Abstract
Purpose :
Retinal pigmented epithelium (RPE) cells are the primary cell type affected in age-related macular degeneration (AMD); however, the extrinsic factors contributing to RPE dysfunction remain unclear. Data from macular translocation procedures and from Stargardt’s patients suggest that photoreceptors may partake in RPE pathogenesis. To elucidate the role of photoreceptors in AMD pathogenesis we looked at differences in photoreceptor metabolism between AMD patients and non-diseased individuals and recapitulated those changes in mouse.
Methods :
To mimic the metabolic pattern seen in photoreceptors of AMD patients we genetically manipulate the mammalian target of rapamycin (mTOR) pathway specifically in photoreceptors of mice by use of the Cre-lox system. Mice where followed over time by funduscopy and histological analyses.
Results :
We found that photoreceptors in AMD patients express higher levels of a key aerobic glycolysis gene when compared to photoreceptors of non-diseased individuals. Mimicking this change in mouse photoreceptors resulted in pathologies consistent with pathologies seen in AMD patients.
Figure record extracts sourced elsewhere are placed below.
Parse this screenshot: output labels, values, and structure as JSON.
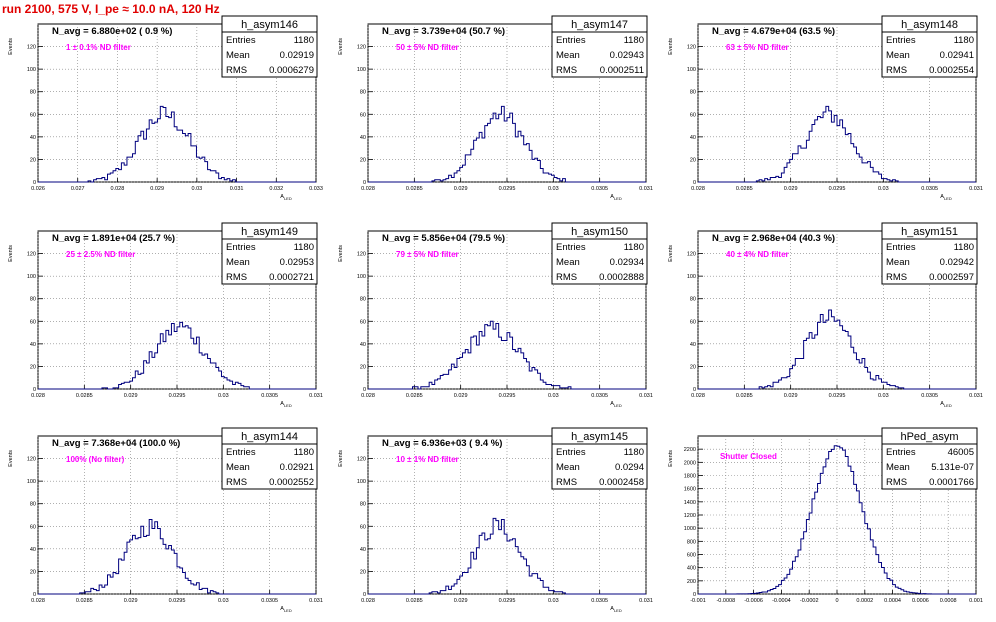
{
  "header": {
    "run_title": "run 2100,   575 V, I_pe ≈ 10.0 nA, 120 Hz"
  },
  "colors": {
    "histogram": "#00007f",
    "annotation": "#ff00ff",
    "title": "#e00000",
    "grid": "#7f7f7f",
    "axis": "#000000"
  },
  "chart_data": [
    {
      "type": "bar",
      "name": "h_asym146",
      "xlim": [
        0.026,
        0.033
      ],
      "ylim": [
        0,
        140
      ],
      "ylabel": "Events",
      "xlabel": "A_LED",
      "xticks": [
        "0.026",
        "0.027",
        "0.028",
        "0.029",
        "0.03",
        "0.031",
        "0.032",
        "0.033"
      ],
      "xtick_values": [
        0.026,
        0.027,
        0.028,
        0.029,
        0.03,
        0.031,
        0.032,
        0.033
      ],
      "yticks": [
        "0",
        "20",
        "40",
        "60",
        "80",
        "100",
        "120"
      ],
      "ytick_values": [
        0,
        20,
        40,
        60,
        80,
        100,
        120
      ],
      "nbins": 100,
      "stats": {
        "entries": "1180",
        "mean": "0.02919",
        "rms": "0.0006279"
      },
      "navg": "N_avg = 6.880e+02 ( 0.9 %)",
      "filter_label": "1 ± 0.1% ND filter",
      "mean": 0.02919,
      "rms": 0.00063,
      "peak": 60
    },
    {
      "type": "bar",
      "name": "h_asym147",
      "xlim": [
        0.028,
        0.031
      ],
      "ylim": [
        0,
        140
      ],
      "ylabel": "Events",
      "xlabel": "A_LED",
      "xticks": [
        "0.028",
        "0.0285",
        "0.029",
        "0.0295",
        "0.03",
        "0.0305",
        "0.031"
      ],
      "xtick_values": [
        0.028,
        0.0285,
        0.029,
        0.0295,
        0.03,
        0.0305,
        0.031
      ],
      "yticks": [
        "0",
        "20",
        "40",
        "60",
        "80",
        "100",
        "120"
      ],
      "ytick_values": [
        0,
        20,
        40,
        60,
        80,
        100,
        120
      ],
      "nbins": 100,
      "stats": {
        "entries": "1180",
        "mean": "0.02943",
        "rms": "0.0002511"
      },
      "navg": "N_avg = 3.739e+04 (50.7 %)",
      "filter_label": "50 ± 5% ND filter",
      "mean": 0.02943,
      "rms": 0.00025,
      "peak": 60
    },
    {
      "type": "bar",
      "name": "h_asym148",
      "xlim": [
        0.028,
        0.031
      ],
      "ylim": [
        0,
        140
      ],
      "ylabel": "Events",
      "xlabel": "A_LED",
      "xticks": [
        "0.028",
        "0.0285",
        "0.029",
        "0.0295",
        "0.03",
        "0.0305",
        "0.031"
      ],
      "xtick_values": [
        0.028,
        0.0285,
        0.029,
        0.0295,
        0.03,
        0.0305,
        0.031
      ],
      "yticks": [
        "0",
        "20",
        "40",
        "60",
        "80",
        "100",
        "120"
      ],
      "ytick_values": [
        0,
        20,
        40,
        60,
        80,
        100,
        120
      ],
      "nbins": 100,
      "stats": {
        "entries": "1180",
        "mean": "0.02941",
        "rms": "0.0002554"
      },
      "navg": "N_avg = 4.679e+04 (63.5 %)",
      "filter_label": "63 ± 5% ND filter",
      "mean": 0.02941,
      "rms": 0.000255,
      "peak": 60
    },
    {
      "type": "bar",
      "name": "h_asym149",
      "xlim": [
        0.028,
        0.031
      ],
      "ylim": [
        0,
        140
      ],
      "ylabel": "Events",
      "xlabel": "A_LED",
      "xticks": [
        "0.028",
        "0.0285",
        "0.029",
        "0.0295",
        "0.03",
        "0.0305",
        "0.031"
      ],
      "xtick_values": [
        0.028,
        0.0285,
        0.029,
        0.0295,
        0.03,
        0.0305,
        0.031
      ],
      "yticks": [
        "0",
        "20",
        "40",
        "60",
        "80",
        "100",
        "120"
      ],
      "ytick_values": [
        0,
        20,
        40,
        60,
        80,
        100,
        120
      ],
      "nbins": 100,
      "stats": {
        "entries": "1180",
        "mean": "0.02953",
        "rms": "0.0002721"
      },
      "navg": "N_avg = 1.891e+04 (25.7 %)",
      "filter_label": "25 ± 2.5% ND filter",
      "mean": 0.02953,
      "rms": 0.00027,
      "peak": 55
    },
    {
      "type": "bar",
      "name": "h_asym150",
      "xlim": [
        0.028,
        0.031
      ],
      "ylim": [
        0,
        140
      ],
      "ylabel": "Events",
      "xlabel": "A_LED",
      "xticks": [
        "0.028",
        "0.0285",
        "0.029",
        "0.0295",
        "0.03",
        "0.0305",
        "0.031"
      ],
      "xtick_values": [
        0.028,
        0.0285,
        0.029,
        0.0295,
        0.03,
        0.0305,
        0.031
      ],
      "yticks": [
        "0",
        "20",
        "40",
        "60",
        "80",
        "100",
        "120"
      ],
      "ytick_values": [
        0,
        20,
        40,
        60,
        80,
        100,
        120
      ],
      "nbins": 100,
      "stats": {
        "entries": "1180",
        "mean": "0.02934",
        "rms": "0.0002888"
      },
      "navg": "N_avg = 5.856e+04 (79.5 %)",
      "filter_label": "79 ± 5% ND filter",
      "mean": 0.02934,
      "rms": 0.00029,
      "peak": 53
    },
    {
      "type": "bar",
      "name": "h_asym151",
      "xlim": [
        0.028,
        0.031
      ],
      "ylim": [
        0,
        140
      ],
      "ylabel": "Events",
      "xlabel": "A_LED",
      "xticks": [
        "0.028",
        "0.0285",
        "0.029",
        "0.0295",
        "0.03",
        "0.0305",
        "0.031"
      ],
      "xtick_values": [
        0.028,
        0.0285,
        0.029,
        0.0295,
        0.03,
        0.0305,
        0.031
      ],
      "yticks": [
        "0",
        "20",
        "40",
        "60",
        "80",
        "100",
        "120"
      ],
      "ytick_values": [
        0,
        20,
        40,
        60,
        80,
        100,
        120
      ],
      "nbins": 100,
      "stats": {
        "entries": "1180",
        "mean": "0.02942",
        "rms": "0.0002597"
      },
      "navg": "N_avg = 2.968e+04 (40.3 %)",
      "filter_label": "40 ± 4% ND filter",
      "mean": 0.02942,
      "rms": 0.00026,
      "peak": 62
    },
    {
      "type": "bar",
      "name": "h_asym144",
      "xlim": [
        0.028,
        0.031
      ],
      "ylim": [
        0,
        140
      ],
      "ylabel": "Events",
      "xlabel": "A_LED",
      "xticks": [
        "0.028",
        "0.0285",
        "0.029",
        "0.0295",
        "0.03",
        "0.0305",
        "0.031"
      ],
      "xtick_values": [
        0.028,
        0.0285,
        0.029,
        0.0295,
        0.03,
        0.0305,
        0.031
      ],
      "yticks": [
        "0",
        "20",
        "40",
        "60",
        "80",
        "100",
        "120"
      ],
      "ytick_values": [
        0,
        20,
        40,
        60,
        80,
        100,
        120
      ],
      "nbins": 100,
      "stats": {
        "entries": "1180",
        "mean": "0.02921",
        "rms": "0.0002552"
      },
      "navg": "N_avg = 7.368e+04 (100.0 %)",
      "filter_label": "100% (No filter)",
      "mean": 0.02921,
      "rms": 0.000255,
      "peak": 60
    },
    {
      "type": "bar",
      "name": "h_asym145",
      "xlim": [
        0.028,
        0.031
      ],
      "ylim": [
        0,
        140
      ],
      "ylabel": "Events",
      "xlabel": "A_LED",
      "xticks": [
        "0.028",
        "0.0285",
        "0.029",
        "0.0295",
        "0.03",
        "0.0305",
        "0.031"
      ],
      "xtick_values": [
        0.028,
        0.0285,
        0.029,
        0.0295,
        0.03,
        0.0305,
        0.031
      ],
      "yticks": [
        "0",
        "20",
        "40",
        "60",
        "80",
        "100",
        "120"
      ],
      "ytick_values": [
        0,
        20,
        40,
        60,
        80,
        100,
        120
      ],
      "nbins": 100,
      "stats": {
        "entries": "1180",
        "mean": "0.0294",
        "rms": "0.0002458"
      },
      "navg": "N_avg = 6.936e+03 ( 9.4 %)",
      "filter_label": "10 ± 1% ND filter",
      "mean": 0.0294,
      "rms": 0.000246,
      "peak": 60
    },
    {
      "type": "bar",
      "name": "hPed_asym",
      "xlim": [
        -0.001,
        0.001
      ],
      "ylim": [
        0,
        2400
      ],
      "ylabel": "Events",
      "xlabel": "",
      "xticks": [
        "-0.001",
        "-0.0008",
        "-0.0006",
        "-0.0004",
        "-0.0002",
        "0",
        "0.0002",
        "0.0004",
        "0.0006",
        "0.0008",
        "0.001"
      ],
      "xtick_values": [
        -0.001,
        -0.0008,
        -0.0006,
        -0.0004,
        -0.0002,
        0,
        0.0002,
        0.0004,
        0.0006,
        0.0008,
        0.001
      ],
      "yticks": [
        "0",
        "200",
        "400",
        "600",
        "800",
        "1000",
        "1200",
        "1400",
        "1600",
        "1800",
        "2000",
        "2200"
      ],
      "ytick_values": [
        0,
        200,
        400,
        600,
        800,
        1000,
        1200,
        1400,
        1600,
        1800,
        2000,
        2200
      ],
      "nbins": 100,
      "stats": {
        "entries": "46005",
        "mean": "5.131e-07",
        "rms": "0.0001766"
      },
      "navg": "",
      "filter_label": "Shutter Closed",
      "mean": 0.0,
      "rms": 0.000177,
      "peak": 2230
    }
  ]
}
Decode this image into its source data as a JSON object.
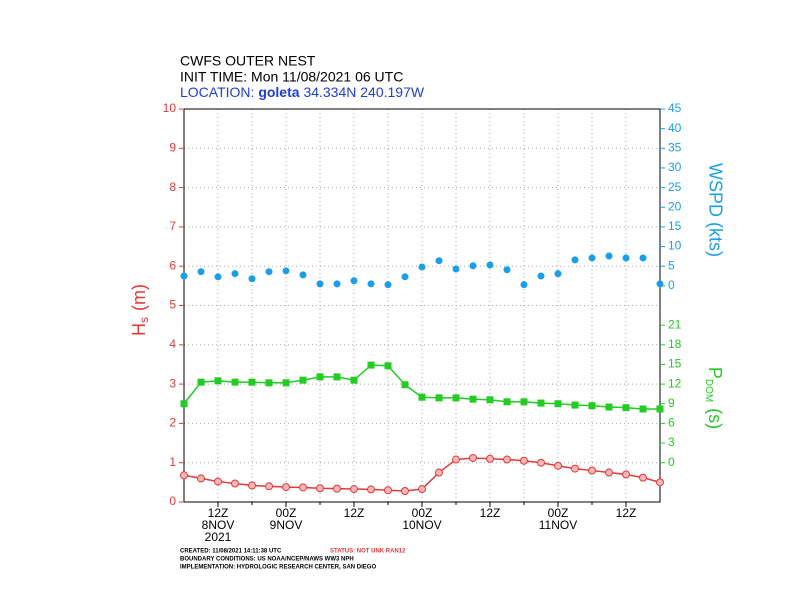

These include sub-RPE and sub-retinal drusen-like deposits, Bruch’s membrane thickening and lipid deposition within the Bruch’s membrane, RPE dysfunction and atrophy including geographic atrophy (in 20% mice) and neovascular pathologies (in 8% of mice). Finally, combining the changes in rods and cones accelerated disease progression.
Conclusions :
The data suggests that photoreceptors contribute to AMD pathogenesis, explaining why AMD affects primarily the macular region, as this is the area with the highest photoreceptor density. This finding opens new avenues for therapeutic intervention to treat AMD at earlier stages.
This abstract was presented at the 2019 ARVO Annual Meeting, held in Vancouver, Canada, April 28 - May 2, 2019.